Like many other countries, China has seen a stark rise of sovereign debt as a result of the 2008 financial crisis and yields, with debt levels of 45% of GDP in 2012 according to the IMF, Chinese sovereign debt remains lower than that of most developed economies. However, with GDP growth set to slow down, this ratio is likely to increase.
As for regional sovereign debt, analysts have spotted correlation between shadow banking activities and fiscal deficits in China’s provinces. According to BNP Paribas and the People’s Bank of China, provinces with the highest level of shadow banking activities such as Tibet and Guizhou have highest provincial fiscal deficit ratios at 115% and 25% respectively.
The corporate sector has been hit by a series of defaults and market corrections, starting with the property sector, which is set to decline between 5 and 10%. Similarly, cement prices have plummeted by 20% since January 2014. At the same time, the state response to China’s first corporate bond default, that of Shanghai Saori Solar in 2014, suggest that the government is prepared to bail out investors.

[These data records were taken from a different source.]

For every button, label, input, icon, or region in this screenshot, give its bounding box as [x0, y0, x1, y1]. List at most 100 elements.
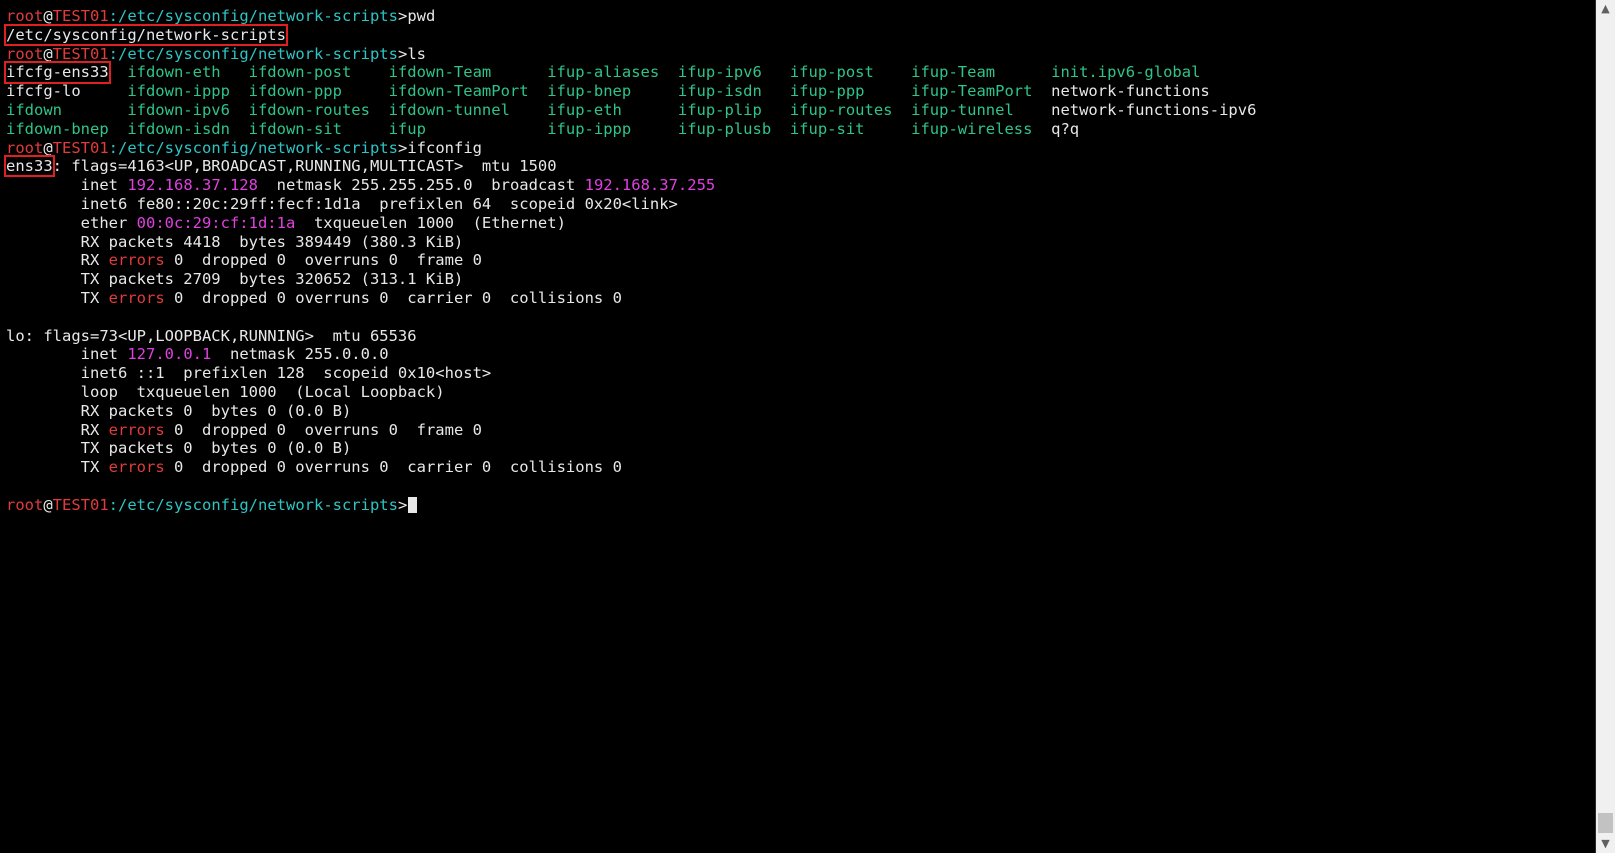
command-text: ifconfig [407, 138, 482, 157]
ifconfig-line: TX errors 0 dropped 0 overruns 0 carrier… [6, 289, 1256, 308]
ls-file-entry: ifup-aliases [547, 63, 660, 82]
interface-name: ens33 [4, 155, 55, 178]
prompt-symbol: > [397, 7, 408, 25]
errors-label: errors [108, 251, 165, 270]
ifconfig-text: inet [6, 176, 128, 195]
ls-file-entry: ifup-TeamPort [911, 82, 1033, 101]
prompt-user: root [6, 7, 44, 25]
ifconfig-text: TX packets 2709 bytes 320652 (313.1 KiB) [6, 270, 464, 289]
ifconfig-text: TX [6, 458, 109, 477]
prompt-user: root [6, 495, 44, 514]
ls-file-entry: ifup-tunnel [911, 100, 1014, 119]
ifconfig-line: inet6 fe80::20c:29ff:fecf:1d1a prefixlen… [6, 195, 1256, 214]
command-text: pwd [407, 7, 436, 25]
ls-file-entry: init.ipv6-global [1051, 63, 1201, 82]
text-cursor [408, 496, 418, 513]
prompt-at: @ [43, 495, 53, 514]
ifconfig-text: loop txqueuelen 1000 (Local Loopback) [6, 382, 445, 401]
ls-file-entry: ifdown-ippp [127, 82, 230, 101]
errors-label: errors [108, 288, 165, 307]
ifconfig-line [6, 308, 1256, 327]
ls-row: ifdown ifdown-ipv6 ifdown-routes ifdown-tun… [6, 101, 1256, 120]
ls-file-entry: ifcfg-lo [6, 82, 81, 101]
ls-file-entry: ifup-eth [547, 100, 622, 119]
ls-file-entry: ifdown-eth [127, 63, 221, 82]
ls-file-entry: q?q [1051, 119, 1080, 138]
ifconfig-line: TX errors 0 dropped 0 overruns 0 carrier… [6, 458, 1256, 477]
ifconfig-line: RX packets 4418 bytes 389449 (380.3 KiB) [6, 233, 1256, 252]
ifconfig-text: netmask 255.0.0.0 [211, 345, 389, 364]
pwd-output-line: /etc/sysconfig/network-scripts [4, 23, 1256, 46]
prompt-at: @ [43, 7, 53, 25]
ifconfig-line: ether 00:0c:29:cf:1d:1a txqueuelen 1000 … [6, 214, 1256, 233]
address-value: 127.0.0.1 [127, 345, 212, 364]
ls-file-entry: ifdown-isdn [127, 119, 230, 138]
ifconfig-text: RX [6, 420, 109, 439]
ifconfig-text: RX [6, 251, 109, 270]
prompt-host: TEST01 [52, 44, 109, 63]
prompt-separator: : [108, 138, 119, 157]
prompt-host: TEST01 [52, 138, 109, 157]
prompt-line: root@TEST01:/etc/sysconfig/network-scrip… [6, 7, 1256, 26]
prompt-user: root [6, 138, 44, 157]
scroll-track[interactable] [1596, 18, 1615, 835]
address-value: 192.168.37.255 [584, 176, 716, 195]
ls-file-entry: ifup-plip [677, 100, 762, 119]
ls-file-entry: ifdown-tunnel [388, 100, 510, 119]
ls-file-entry: ifdown [6, 100, 62, 119]
scroll-thumb[interactable] [1598, 813, 1613, 833]
ifconfig-line: TX packets 2709 bytes 320652 (313.1 KiB) [6, 270, 1256, 289]
vertical-scrollbar[interactable]: ▲ ▼ [1596, 0, 1615, 853]
ifconfig-text: RX packets 4418 bytes 389449 (380.3 KiB) [6, 232, 464, 251]
prompt-separator: : [108, 7, 119, 25]
prompt-line: root@TEST01:/etc/sysconfig/network-scrip… [6, 496, 1256, 515]
scroll-up-icon[interactable]: ▲ [1596, 0, 1615, 18]
prompt-at: @ [43, 44, 53, 63]
address-value: 00:0c:29:cf:1d:1a [136, 213, 296, 232]
pwd-output: /etc/sysconfig/network-scripts [4, 23, 288, 46]
scroll-down-icon[interactable]: ▼ [1596, 835, 1615, 853]
ls-file-entry: ifup-ipv6 [677, 63, 762, 82]
prompt-path: /etc/sysconfig/network-scripts [118, 7, 398, 25]
ifconfig-text: netmask 255.255.255.0 broadcast [257, 176, 585, 195]
prompt-host: TEST01 [52, 7, 109, 25]
ifconfig-line: RX errors 0 dropped 0 overruns 0 frame 0 [6, 421, 1256, 440]
ifconfig-text: TX [6, 288, 109, 307]
ls-file-entry: ifdown-ipv6 [127, 100, 230, 119]
ls-file-entry: ifup-routes [789, 100, 893, 119]
ls-file-entry: ifup-plusb [677, 119, 772, 138]
ifconfig-text: txqueuelen 1000 (Ethernet) [295, 213, 566, 232]
ifconfig-text: 0 dropped 0 overruns 0 frame 0 [164, 251, 482, 270]
ls-file-entry: ifdown-post [248, 63, 352, 82]
prompt-separator: : [108, 495, 119, 514]
ifconfig-text: lo: flags=73<UP,LOOPBACK,RUNNING> mtu 65… [6, 326, 417, 345]
ls-file-entry: ifup [388, 119, 426, 138]
ls-file-entry: ifdown-Team [388, 63, 492, 82]
ls-file-entry: ifup-ppp [789, 82, 865, 101]
prompt-line: root@TEST01:/etc/sysconfig/network-scrip… [6, 139, 1256, 158]
ifconfig-text: 0 dropped 0 overruns 0 carrier 0 collisi… [164, 458, 622, 477]
ifconfig-line: loop txqueuelen 1000 (Local Loopback) [6, 383, 1256, 402]
ls-file-entry: ifup-sit [789, 119, 865, 138]
ifconfig-line: inet 127.0.0.1 netmask 255.0.0.0 [6, 345, 1256, 364]
command-text: ls [407, 44, 426, 63]
ls-row: ifcfg-ens33 ifdown-eth ifdown-post ifdown-T… [4, 61, 1256, 85]
terminal-window[interactable]: root@TEST01:/etc/sysconfig/network-scrip… [0, 0, 1596, 853]
ls-file-entry: ifdown-TeamPort [388, 82, 529, 101]
ifconfig-text: inet [6, 345, 128, 364]
ls-file-entry: ifdown-sit [248, 119, 342, 138]
errors-label: errors [108, 458, 165, 477]
ifconfig-line: RX packets 0 bytes 0 (0.0 B) [6, 402, 1256, 421]
ls-file-entry: network-functions-ipv6 [1051, 100, 1257, 119]
address-value: 192.168.37.128 [127, 176, 258, 195]
ls-file-entry: ifcfg-ens33 [4, 61, 111, 85]
ifconfig-line: inet 192.168.37.128 netmask 255.255.255.… [6, 176, 1256, 195]
ls-file-entry: ifup-bnep [547, 82, 632, 101]
ls-file-entry: network-functions [1051, 82, 1210, 101]
ifconfig-text: : flags=4163<UP,BROADCAST,RUNNING,MULTIC… [52, 157, 557, 176]
ls-file-entry: ifdown-bnep [6, 119, 109, 138]
prompt-separator: : [108, 44, 119, 63]
prompt-symbol: > [397, 495, 408, 514]
ls-row: ifdown-bnep ifdown-isdn ifdown-sit ifup ifup… [6, 120, 1256, 139]
ls-file-entry: ifup-ippp [547, 119, 632, 138]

“The selloff in Chinese asset markets in Q1 was not about slower GDP growth rates, it was about fears of a property market crush and/or a blow up of trust products,” says Thomas Kwan. Consequently, “slower GDP growth rates due to the rebalancing of the economy would not be negative for China asset markets. What we are going to see over the next two or three years is a process of adjustment focusing on long-term growth drivers for the Chinese economy and we believe the
market have started to appreciate it,” he argues.
Yet, an immediate challenge to these reforms is represented by the political unrest the country has been facing, including the protests in the Special Administrative Regionof Hong Kong. In the short term, protests in Hong Kong, a leading offshore RMB centre, could arguably have contributed to the currency weakness, which it hit a six month low as of late September.
However, fixed income market should not be directly affected by the protests, argues Ng. The Chinese government still aims to establish the RMB as the third largest international currency.
“In the end, China is just too big to be ignored,” Kwan concludes.